Bug 1900378

Summary: Infinite loop on provisioning error when scaling up machineset with error in yaml config
Product: OpenShift Container Platform Reporter: Lubov <lshilin>
Component: Bare Metal Hardware ProvisioningAssignee: Steven Hardy <shardy>
Bare Metal Hardware Provisioning sub component: baremetal-operator QA Contact: Lubov <lshilin>
Status: CLOSED WORKSFORME Docs Contact:
Severity: low    
Priority: low CC: afasano, zbitter
Version: 4.7Keywords: Triaged
Target Milestone: ---   
Target Release: 4.7.0   
Hardware: Unspecified   
OS: Unspecified   
Whiteboard:
Fixed In Version: Doc Type: If docs needed, set a value
Doc Text:
Story Points: ---
Clone Of: Environment:
Last Closed: 2020-12-14 06:51:15 UTC Type: Bug
Regression: --- Mount Type: ---
Documentation: --- CRM:
Verified Versions: Category: ---
oVirt Team: --- RHEL 7.3 requirements from Atomic Host:
Cloudforms Team: --- Target Upstream Version:
Embargoed:
Bug Depends On:    
Bug Blocks: 1886327    
Attachments:
Description Flags
metal3-ironic-conductor log
none
example of configuration yaml none

Description Lubov 2020-11-22 16:39:31 UTC
Created attachment 1732104 [details]
metal3-ironic-conductor log

Version:
$ ./openshift-baremetal-install version
./openshift-baremetal-install 4.7.0-0.nightly-2020-11-21-205026
built from commit 68282c185253d4831514b20623b1717535c5e6f2
release image registry.svc.ci.openshift.org/ocp/release@sha256:5f6e3655e91f66583bcef6e7d980316295ee6f0cf94e66b1ffb2fd9d089629e7

Platform:
IPI baremetal

What happened?
While verifying https://bugzilla.redhat.com/show_bug.cgi?id=1886327:
when scaling up machineset to add a machine using wrong rootDeviceHint, deployment process entered infinite loop: error provisioning -> deprovisioning -> ready -> provisioning 
The corresponding machine reported as Provisioned
NAME                                      PHASE         TYPE   REGION   ZONE   AGE
ocp-edge-cluster-0-276ht-worker-0-5n2rn   Provisioned                          3h30m

What did you expect to happen?
After few attempts the process should stop on error

How to reproduce it (as minimally and precisely as possible)?
1. Deploy a cluster with 3 masters and 2 workers 
2. Create configuration yaml file for adding new bmh. Set rootDeviceHints: deviceName to not existing device (see in attachment)
3. Add bmh for worker using the created yaml file.
$ oc create -f new-node2.yaml -n openshift-machine-api
4. Wait till bmh becomes ready
5. Scale up machineset to add the new machine
$ oc scale machineset MACHINESETNAME -n openshift-machine-api --replicas=3

Anything else we need to know?
Attaching metal3-ironic-conductor.log

Comment 1 Lubov 2020-11-22 16:42:01 UTC
Created attachment 1732105 [details]
example of configuration yaml

Comment 2 Lubov 2020-11-24 17:31:27 UTC
There is WA for the problem: scale down machineset, delete BMH, fix the yaml configuration and recreate bmh

Comment 3 Zane Bitter 2020-11-24 17:56:41 UTC
Repeatedly retrying the reprovisioning is expected. We don't currently make any distinction between configuration errors (this will never work) and transient errors - mainly because Ironic cannot be relied on to give us granular enough information about the cause.

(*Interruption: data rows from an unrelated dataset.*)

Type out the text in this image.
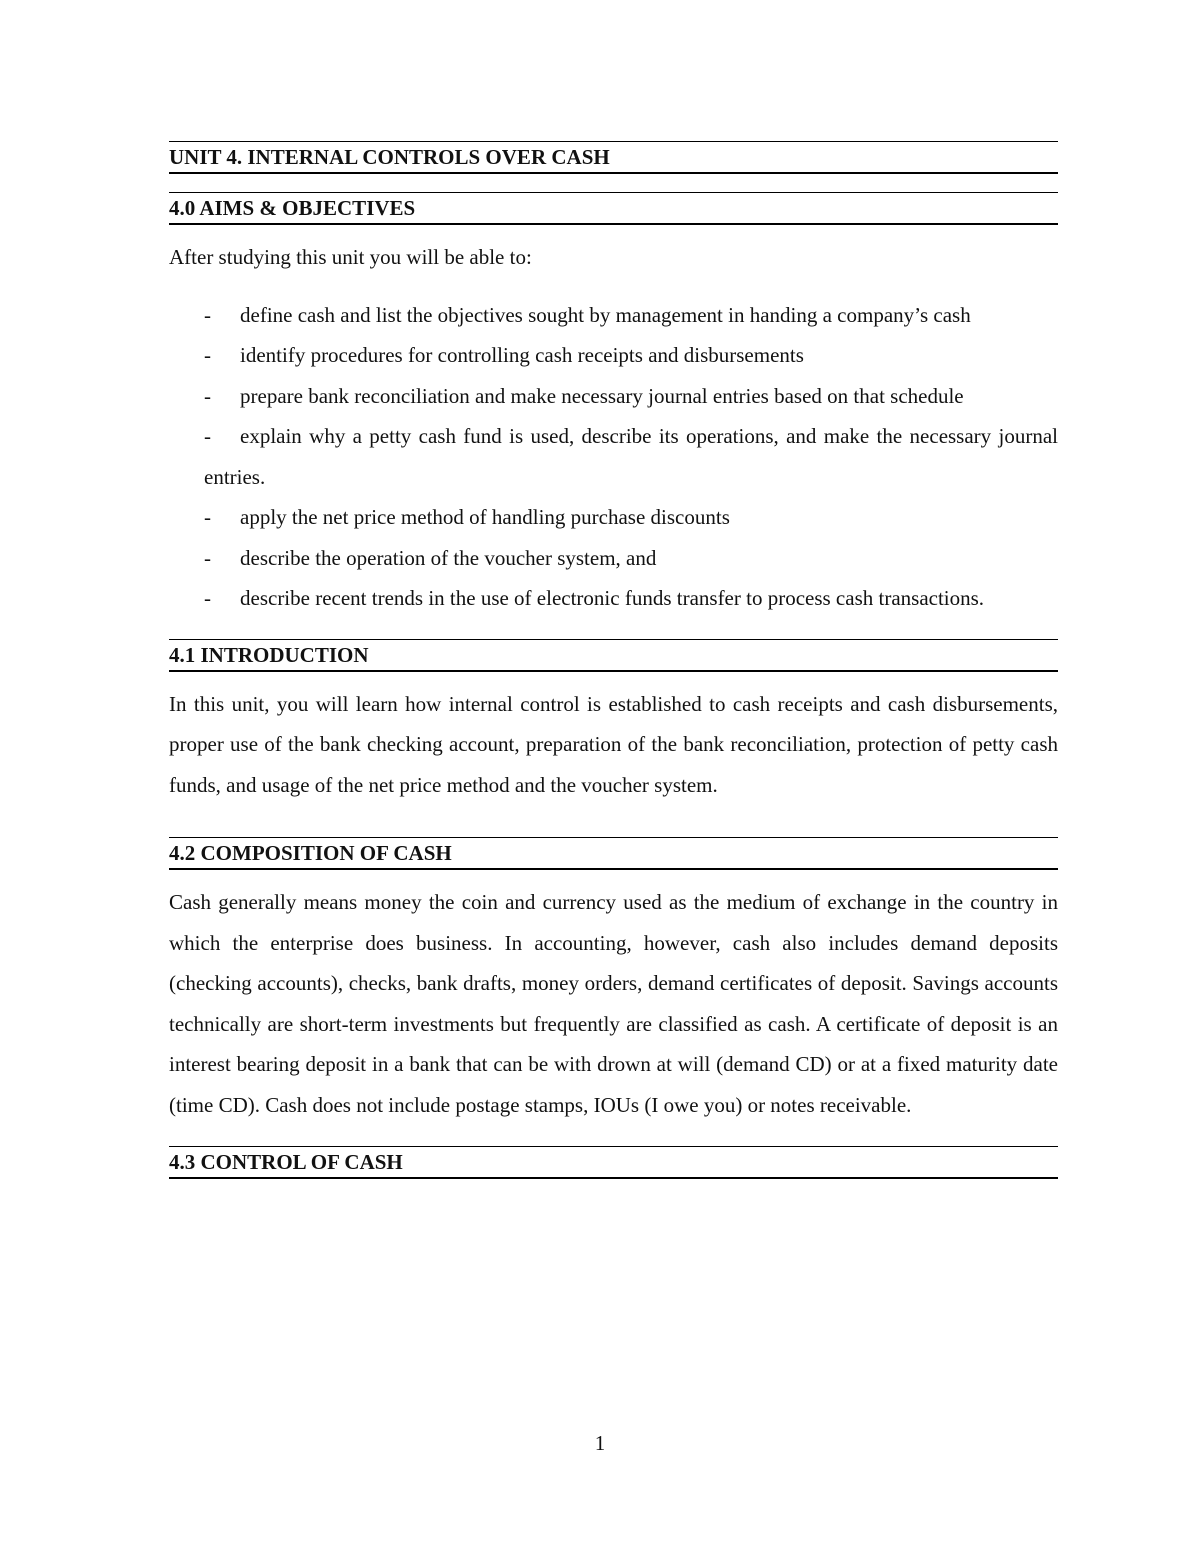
UNIT 4. INTERNAL CONTROLS OVER CASH
4.0 AIMS & OBJECTIVES

After studying this unit you will be able to:

-	define cash and list the objectives sought by management in handing a company’s cash
-	identify procedures for controlling cash receipts and disbursements
-	prepare bank reconciliation and make necessary journal entries based on that schedule
-	explain why a petty cash fund is used, describe its operations, and make the necessary journal entries.
-	apply the net price method of handling purchase discounts
-	describe the operation of the voucher system, and
-	describe recent trends in the use of electronic funds transfer to process cash transactions.
4.1 INTRODUCTION

In this unit, you will learn how internal control is established to cash receipts and cash disbursements, proper use of the bank checking account, preparation of the bank reconciliation, protection of petty cash funds, and usage of the net price method and the voucher system.

4.2 COMPOSITION OF CASH

Cash generally means money the coin and currency used as the medium of exchange in the country in which the enterprise does business. In accounting, however, cash also includes demand deposits (checking accounts), checks, bank drafts, money orders, demand certificates of deposit. Savings accounts technically are short-term investments but frequently are classified as cash. A certificate of deposit is an interest bearing deposit in a bank that can be with drown at will (demand CD) or at a fixed maturity date (time CD). Cash does not include postage stamps, IOUs (I owe you) or notes receivable.

4.3 CONTROL OF CASH
1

What you should see is an increasing error count, and increasing time between retries.

It shouldn't be necessary to delete the BMH to work around this; simply updating with the correct spec should be enough. If it were not, that would be a bug in the baremetal-operator; however at first glance the code appears correct (and this was the subject of several previous bugs, so it should have been fairly thoroughly verified.) Did you attempt to update the BMH in place?

Comment 4 Lubov 2020-11-25 11:19:40 UTC
(In reply to Zane Bitter from comment #3)
> It shouldn't be necessary to delete the BMH to work around this; simply
> updating with the correct spec should be enough. If it were not, that would
> be a bug in the baremetal-operator; however at first glance the code appears
> correct (and this was the subject of several previous bugs, so it should
> have been fairly thoroughly verified.) Did you attempt to update the BMH in
> place?

My bad. You are right, after I fixed device hint for existing BMH configuration by 
$ oc edit BMHNAME
the next attempt to provision the machine succeeded

> Repeatedly retrying the reprovisioning is expected. We don't currently make
> any distinction between configuration errors (this will never work) and
> transient errors - mainly because Ironic cannot be relied on to give us
> granular enough information about the cause.

Should this bz be closed as NOTABUG or WONTFIX/CANTFIX?